One of my earliest “controversial” articles that made the watch industry raise its brow was on the first release of the Vacheron Constantin Quai de l’Ile watch collection from back in 2008. I more or less panned the concept and execution of the watch. But did so in a way that allowed even Vacheron Constantin to appreciate and respect my feedback. Last year I was told in confidence by them that the Qaui de l’Ile (QDI) was going to be redesigned, and I felt a moment of pride that my opinions are valuable to at least a few people.
The original QDI suffered (in my opinion) on a few fronts. First was the eye straining design that make it hard to read. Second was the “passport” protections of the dial, and third was the fallacy of “customization.” You can read all about my thoughts in the previous article. Now, slated for release in 2011, Vacheron Constantin will release a new version of the QDI. I still can’t pronounce the name of the watch to save my life, but I like it a lot better. Retained is the case design which I quite liked, and new is an updated movement and much easier to read dial.
Aside from the Overseas, VC (Vacheron Constantin) has more or less no watches for casual wear, sport situations, or anything that isn’t super classy or super complicated. So the QDI was sort of meant to be it. VC wanted (still wants) to have offerings that appeal to younger watch buyers. While the brand is doing really well with their core collection pieces, not sure how well that “age push downward” has been going. Don’t get my wrong, there are a lot of VC watches I like, but I would never think to wear one while wearing shorts and drinking a beer.
The new QDI watch is called the Vacheron Constantin Quai de l’Ile Retrograde Annual Calendar. As such, you’ll note that it has an annual calendar with a retrograde date hand. The movement is new, but not radical in its difference from the calendar movement from the old QDI. Basically VC just made a few changes, adding the moon phase complication, removing the power reserve indicator, and maybe a few other things. The movement is the beautifully in-house made Calibre 2460 QRA automatic movement. It has a Seal of Geneva on it and a pretty black/gray ruthenium plated 22k gold rotor. The moon phase indicator needs adjustment once each 122 years (assuming the watch is running all the time), and the calendar needs to be adjusted only once a year. The difference between an annual and perpetual calendar are only slight, and annual ones are much less expensive.
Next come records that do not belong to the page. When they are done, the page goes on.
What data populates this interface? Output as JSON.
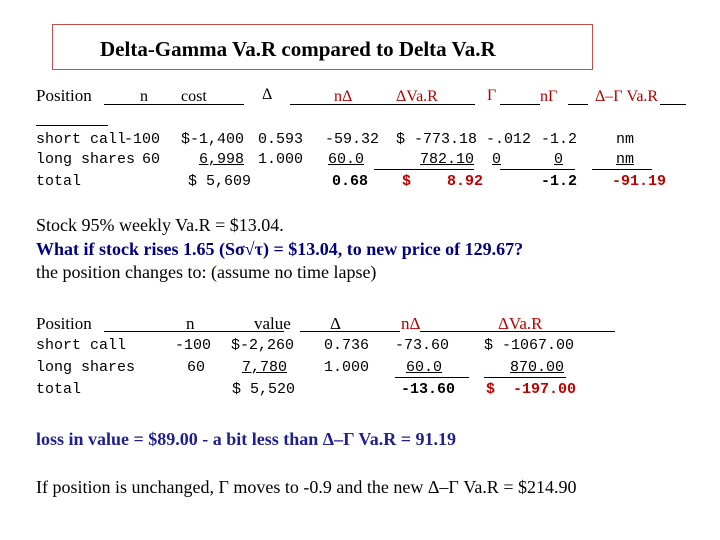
{
  "title": "Delta-Gamma Va.R compared to Delta Va.R",
  "table1": {
    "headers": [
      "Position",
      "n",
      "cost",
      "Δ",
      "nΔ",
      "ΔVa.R",
      "Γ",
      "nΓ",
      "Δ–Γ Va.R"
    ],
    "rows": [
      [
        "short call",
        "-100",
        "$-1,400",
        "0.593",
        "-59.32",
        "$ -773.18",
        "-.012",
        "-1.2",
        "nm"
      ],
      [
        "long shares",
        "60",
        "6,998",
        "1.000",
        "60.0",
        "782.10",
        "0",
        "0",
        "nm"
      ],
      [
        "total",
        "",
        "$ 5,609",
        "",
        "0.68",
        "$    8.92",
        "",
        "-1.2",
        "-91.19"
      ]
    ]
  },
  "notes": {
    "line1": "Stock 95% weekly Va.R = $13.04.",
    "line2": "What if stock rises 1.65 (Sσ√τ) = $13.04,  to new price of 129.67?",
    "line3": "the position changes to: (assume no time lapse)"
  },
  "table2": {
    "headers": [
      "Position",
      "n",
      "value",
      "Δ",
      "nΔ",
      "ΔVa.R"
    ],
    "rows": [
      [
        "short call",
        "-100",
        "$-2,260",
        "0.736",
        "-73.60",
        "$ -1067.00"
      ],
      [
        "long shares",
        "60",
        "7,780",
        "1.000",
        "60.0",
        "870.00"
      ],
      [
        "total",
        "",
        "$ 5,520",
        "",
        "-13.60",
        "$  -197.00"
      ]
    ]
  },
  "conclusion": "loss in value = $89.00  - a bit less than Δ–Γ Va.R = 91.19",
  "footer": "If position is unchanged, Γ moves to -0.9 and the new  Δ–Γ Va.R = $214.90"
}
The dial is very simple compared to what the watch used to have. It has a simple and straight forward look that is pleasant. It isn’t going to win any awards in terms of creativity, but it is something I would gladly wear. The dial has some pleasing vertical texturing as well. I do like the large applied gold hour makers and hands (even though the hands are still arguably too simple).
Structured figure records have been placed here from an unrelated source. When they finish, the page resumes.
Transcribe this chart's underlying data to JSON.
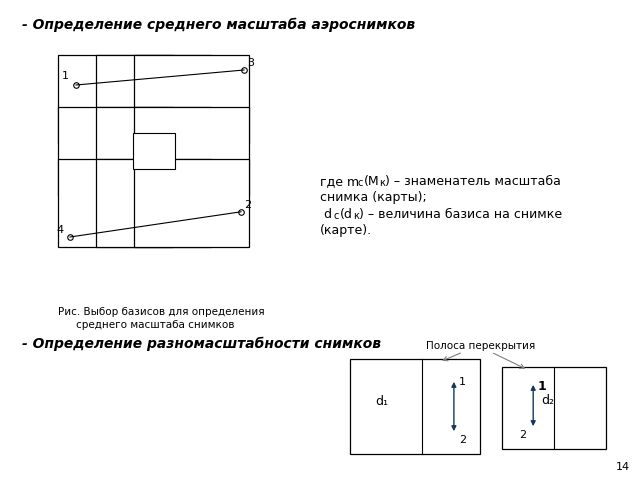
{
  "title1": "- Определение среднего масштаба аэроснимков",
  "title2": "- Определение разномасштабности снимков",
  "fig_caption_line1": "Рис. Выбор базисов для определения",
  "fig_caption_line2": "среднего масштаба снимков",
  "formula_line1": "где m",
  "formula_line1b": "c",
  "formula_line1c": "(M",
  "formula_line1d": "к",
  "formula_line1e": ") – знаменатель масштаба",
  "formula_line2": "снимка (карты);",
  "formula_line3": " d",
  "formula_line3b": "c",
  "formula_line3c": "(d",
  "formula_line3d": "к",
  "formula_line3e": ") – величина базиса на снимке",
  "formula_line4": "(карте).",
  "overlap_label": "Полоса перекрытия",
  "page_num": "14",
  "bg_color": "#ffffff",
  "line_color": "#000000",
  "arrow_color": "#17375e",
  "gray_color": "#7f7f7f"
}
While the passport and strange dial are gone, the “customization” is still there. Vacheron Constantin is careful this time around to point at that customization means choosing from a few predefined options. I guess over the last few years watch brands have realized that people are actually reading the press releases that barely put any effort into, and are in turn scrutinizing them. As such, the new QDI seven part watch case can be constructed from a few metals, and I believe you can also selectively choose the finishing (polished, brushed, etc…) on the various case parts. According the VC the case has 700 possible combos to choose from.
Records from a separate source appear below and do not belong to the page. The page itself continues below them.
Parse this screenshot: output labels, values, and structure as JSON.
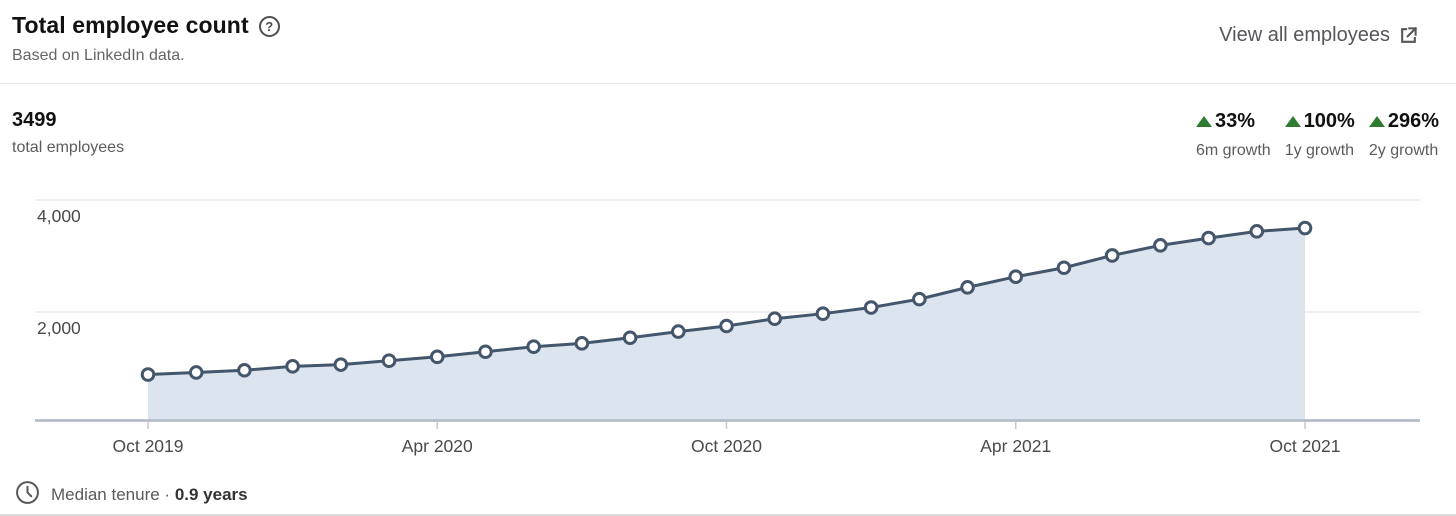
{
  "header": {
    "title": "Total employee count",
    "subtitle": "Based on LinkedIn data.",
    "help_icon": "help-circle-icon",
    "help_glyph": "?",
    "view_all_label": "View all employees",
    "view_all_icon": "external-link-icon"
  },
  "summary": {
    "total_value": "3499",
    "total_label": "total employees",
    "growth_stats": [
      {
        "value": "33%",
        "label": "6m growth",
        "direction": "up"
      },
      {
        "value": "100%",
        "label": "1y growth",
        "direction": "up"
      },
      {
        "value": "296%",
        "label": "2y growth",
        "direction": "up"
      }
    ]
  },
  "chart_data": {
    "type": "area",
    "title": "Total employee count",
    "x": [
      "Oct 2019",
      "Nov 2019",
      "Dec 2019",
      "Jan 2020",
      "Feb 2020",
      "Mar 2020",
      "Apr 2020",
      "May 2020",
      "Jun 2020",
      "Jul 2020",
      "Aug 2020",
      "Sep 2020",
      "Oct 2020",
      "Nov 2020",
      "Dec 2020",
      "Jan 2021",
      "Feb 2021",
      "Mar 2021",
      "Apr 2021",
      "May 2021",
      "Jun 2021",
      "Jul 2021",
      "Aug 2021",
      "Sep 2021",
      "Oct 2021"
    ],
    "values": [
      883,
      920,
      960,
      1030,
      1060,
      1130,
      1200,
      1290,
      1380,
      1440,
      1540,
      1650,
      1750,
      1880,
      1970,
      2080,
      2230,
      2440,
      2630,
      2790,
      3010,
      3190,
      3320,
      3440,
      3499
    ],
    "x_tick_labels": [
      "Oct 2019",
      "Apr 2020",
      "Oct 2020",
      "Apr 2021",
      "Oct 2021"
    ],
    "y_ticks": [
      2000,
      4000
    ],
    "y_tick_labels": [
      "2,000",
      "4,000"
    ],
    "ylim": [
      0,
      4000
    ],
    "xlabel": "",
    "ylabel": "",
    "grid": "horizontal",
    "legend": "none",
    "markers": "circle"
  },
  "footer": {
    "clock_icon": "clock-icon",
    "label": "Median tenure ·",
    "value": "0.9 years"
  },
  "colors": {
    "line": "#44566b",
    "area_fill": "#dce4ef",
    "marker_fill": "#ffffff",
    "growth_green": "#2f7b2f",
    "gridline": "#e5e5e5",
    "axis_line": "#b6bdc9",
    "tick": "#c9c9c9",
    "axis_text": "#4a4a4a"
  }
}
Even though the new QDI is a toned-down version of the original one, it does feel more like a Vacheron Constantin. To be honest, VC didn’t really that much to change the watch – it is more like a project refresh. The piece now has a classic feel to it, and the case still looks great after two years. This is the QDI that should have come out in 2008, but it will be here for 2011. Glad Vacheron Constantin heeded the advice I, and I am sure other people, gave them. The Vacheron Constantin Quai de l’Ile Retrograde Annual Calendar watch will show up for sale sometime in 2011 and be officially unveiled in January.